Scientists at the University of Bristol have developed new virtual reality (VR) cloud-based tools that they believe will accelerate progress in nanoscale molecular engineering areas including conformational mapping, drug development, and synthetic biology. Collaborating with developers from Interactive Scientific and Oracle, the researchers reported that they are able to reach out and 'touch' molecules as they moved—folding them, knotting them, plucking them, and changing their shape to test how they interact.
In their paper published last week in Science Advances, the team described how they designed a series of molecular tasks for participants to test on traditional mouse and keyboard, touchscreens, and virtual reality. This included threading a small molecule through a nanotube, changing the screw-sense of a small organic helix, and tying a small string-like protein into a simple knot.
For complex 3D tasks it was found that VR offers a significant advantage, and participants were ten times more likely to succeed in difficult tasks such as knot tying.
University of Bristol Professor of Chemistry Adrian Mulholland said: "Chemists have always made models of molecules to understand their structure—from how atoms are bonded together to Watson and Crick's famous double helix model of DNA. At one point in their education, most people have held a molecular model, probably made from plastic or metal. Models like these are particularly important for things we can't see, such as the nanoscale world of molecules.
"Thanks to this research we can now apply virtual reality to study a variety of molecular problems which are inherently dynamic, including binding drugs to its target, protein folding, and chemical reactions.
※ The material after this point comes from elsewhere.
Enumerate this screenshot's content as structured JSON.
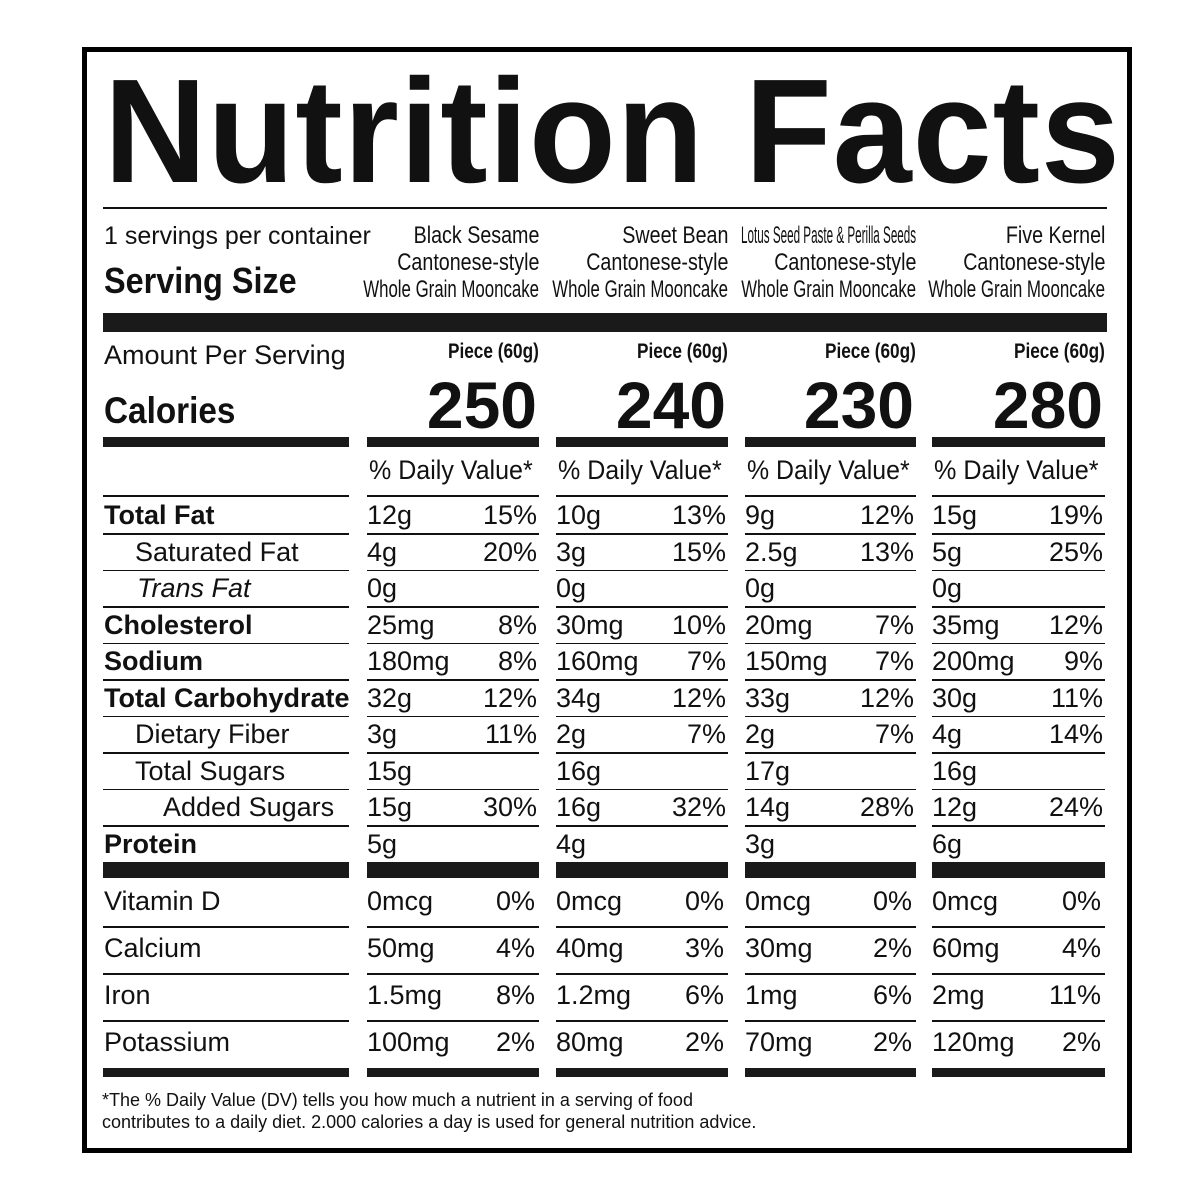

As simulations become faster we can now do this in real time, which will change how drugs are designed and how chemical structures are taught," Mulholland added.
This work opens up exciting avenues for accelerating progress in molecular engineering and drug design by being able to collaboratively visualize and interact with the nanoscale, according to the team More broadly, the team's findings highlight the potential for VR in seeing and manipulating complex 3D structures, with applications across research, industry, and education.